Hélas, deux ans après ses études terminées, la jeune fille eut la douleur de fermer les yeux à sa seconde mère.

— Trois ans que tu es morte, tante chérie, murmura Gilberte, quinze ans que je suis ici.

Prenant dans ses mains le portrait de madame Bruteau posé sur un guéridon, elle le porta à ses lèvres.

— Dors en paix maman, dit-elle, je n’oublierai pas tes recommandations. Pour les bontés que tu as eues pour moi, je veux être bonne pour oncle Joachim.
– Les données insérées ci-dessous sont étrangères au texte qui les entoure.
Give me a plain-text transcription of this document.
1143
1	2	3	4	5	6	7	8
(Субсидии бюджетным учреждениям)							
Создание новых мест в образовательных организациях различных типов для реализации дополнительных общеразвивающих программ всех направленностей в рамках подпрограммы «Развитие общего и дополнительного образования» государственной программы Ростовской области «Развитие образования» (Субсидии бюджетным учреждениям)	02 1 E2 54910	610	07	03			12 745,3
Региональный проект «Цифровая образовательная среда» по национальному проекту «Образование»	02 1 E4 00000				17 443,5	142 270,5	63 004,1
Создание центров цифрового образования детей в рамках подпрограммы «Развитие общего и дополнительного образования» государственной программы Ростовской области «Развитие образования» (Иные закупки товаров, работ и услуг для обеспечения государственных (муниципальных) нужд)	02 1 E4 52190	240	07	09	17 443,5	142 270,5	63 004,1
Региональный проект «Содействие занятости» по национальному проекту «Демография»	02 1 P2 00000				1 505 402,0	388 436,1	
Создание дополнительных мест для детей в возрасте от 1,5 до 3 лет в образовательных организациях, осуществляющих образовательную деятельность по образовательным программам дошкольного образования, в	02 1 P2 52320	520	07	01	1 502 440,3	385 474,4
Avant de mourir, Louise confia son mari aux soins attentifs de Gilberte, mais en y faisant suivre la remarque suivante :

— Mon enfant, sois humainement dévouée pour ton oncle ; cependant, pour aucune considération, ne lui sacrifie ce que tu pourrais appeler ton bonheur sur la terre. J’entends par là le genre de vie où tu te sentirais appelée.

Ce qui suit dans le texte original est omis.